Diabetes in der TCM: „Konsumierender Durst“ (Xiaoke)
In der TCM wird Diabetes mellitus als „konsumierender Durst“ (Xiaoke) beschrieben. Eine konstitutionelle Schwäche oder Disharmonie der Funktionskreise (Zangfu) führt zu Symptomen wie starkem Durst, gesteigertem Hunger, reichlichem Urin und Gewichtsverlust. Der Urin kann gelegentlich trüb und süßlich riechen. Bereits in klassischen Texten der TCM wird ein ähnliches Krankheitsbild unter dem Begriff „konsumierende Hitze“ (Xiaodan) beschrieben.
Syndromdifferenzierung in der TCM
Basierend auf den vier Diagnosemethoden – Betrachten, Riechen, Fragen und Pulstasten – unterscheidet die TCM sechs Haupttypen des „konsumierenden Dursts“:
- Energetische Schwäche des Yin (Yin-Xu) mit starker Hitze (Huo)
- Energetische Schwäche von Qi und Yin (Qi-Yin-Xu)
- Energetische Schwäche von Yin und Yang (Yin-Yang-Xu)
- Blockade durch Feuchtigkeit und „trübe Säfte“ (Shi)
- Qi-Stagnation im Funktionskreis Leber (Gan-Qi-Stagnation)
- Xue-Stasen und Qi-Stagnation (Gan-Xue-Stase)
Ätiologische Faktoren
Die TCM sieht die Hauptursachen für Diabetes in:
- Emotionen wie Kummer, Sorgen und Zorn,
- Fehlernährung, insbesondere übermäßigem Konsum von Fett, Süßem und Alkohol,
- tiefgreifender Erschöpfung und übermäßiger sexueller Aktivität,
- äußeren pathogenen Faktoren (wie klimatischen Einflüssen).
Emotionale Dysbalancen sind eng mit Funktionskreisen (Zangfu), Qi, Xue und den Körperflüssigkeiten verbunden. Bereits im „Huangdi Neijing“ wird erwähnt, dass emotionale Extreme Krankheiten auslösen können.
Ernährung und Lebensstil
Fehlernährung, insbesondere fett- und zuckerreiche Kost, wird in der TCM seit jeher als Hauptfaktor für die Entstehung von Diabetes gesehen. Bereits im Klassiker „Suwen“ heißt es: „Konsumierende Hitze findet man bei fettleibigen Privilegierten; das ist eine Krankheit, die durch reichhaltiges Essen entsteht.“ Dieses alte Konzept spiegelt die modernen Erkenntnisse wider, die einen Zusammenhang zwischen Übergewicht, Fehlernährung und Diabetes belegen.

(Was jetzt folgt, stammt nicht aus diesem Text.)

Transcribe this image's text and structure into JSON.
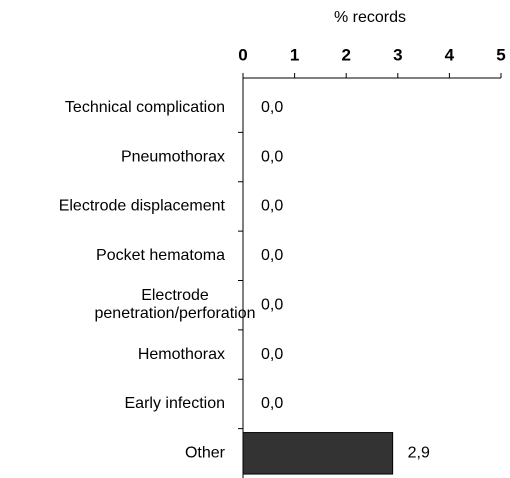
{
  "chart_data": {
    "type": "barh",
    "xlabel": "% records",
    "categories": [
      "Technical complication",
      "Pneumothorax",
      "Electrode displacement",
      "Pocket hematoma",
      "Electrode penetration/perforation",
      "Hemothorax",
      "Early infection",
      "Other"
    ],
    "values": [
      0.0,
      0.0,
      0.0,
      0.0,
      0.0,
      0.0,
      0.0,
      2.9
    ],
    "value_labels": [
      "0,0",
      "0,0",
      "0,0",
      "0,0",
      "0,0",
      "0,0",
      "0,0",
      "2,9"
    ],
    "color": "#333333",
    "xlim": [
      0,
      5
    ],
    "xticks": [
      0,
      1,
      2,
      3,
      4,
      5
    ]
  }
}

Parallelen zwischen moderner Medizin und TCM
Die westliche Medizin sieht virale Infektionen und chronische Entzündungen als Auslöser von Typ-1-Diabetes oder hohen Blutzuckerwerten bei Infektionen. Dies korrespondiert mit der TCM-Theorie der „äußeren pathogenen Faktoren“ (Kälte, Feuchtigkeit, Hitze). Auch die Bedeutung von Emotionen für die Krankheitsentstehung wird durch Studien bestätigt: Stress und Depressionen können den Insulinspiegel senken und Diabetes fördern.
Stärken und Grenzen der TCM
Die TCM zeichnet sich durch eine individuelle Anpassung der Therapie an Konstitution, Alter, Geschlecht, Jahreszeiten und klimatische Faktoren aus. Diese Individualisierung ergänzt die westliche Medizin, kann sie jedoch nicht ersetzen. Während die westliche Medizin den Blutzuckerspiegel erfolgreich kontrolliert, richtet sich die TCM auf subjektive Symptome wie Erschöpfung, Mundtrockenheit und emotionale Beschwerden, die von der Schulmedizin oft nicht ausreichend adressiert werden.
Zudem kann die TCM durch präventive Maßnahmen und die Behandlung von Grenzfällen (prädiabetischer Zustand) dazu beitragen, die Entwicklung eines manifesten Diabetes zu verzögern oder zu verhindern. Allerdings existieren hierfür bislang nur Fallstudien und keine groß angelegten klinischen Studien.
Kosten der TCM-Therapie
In China sind die Kosten für eine TCM-Therapie niedrig: Sie belaufen sich auf etwa 2–4 Euro pro Tag. In Europa sind die Kosten jedoch aufgrund langer Importwege und Zertifizierungsanforderungen höher. Dennoch kann die TCM langfristig dazu beitragen, die Dosierung westlicher Medikamente zu reduzieren und so die Gesamtkosten der Behandlung zu senken.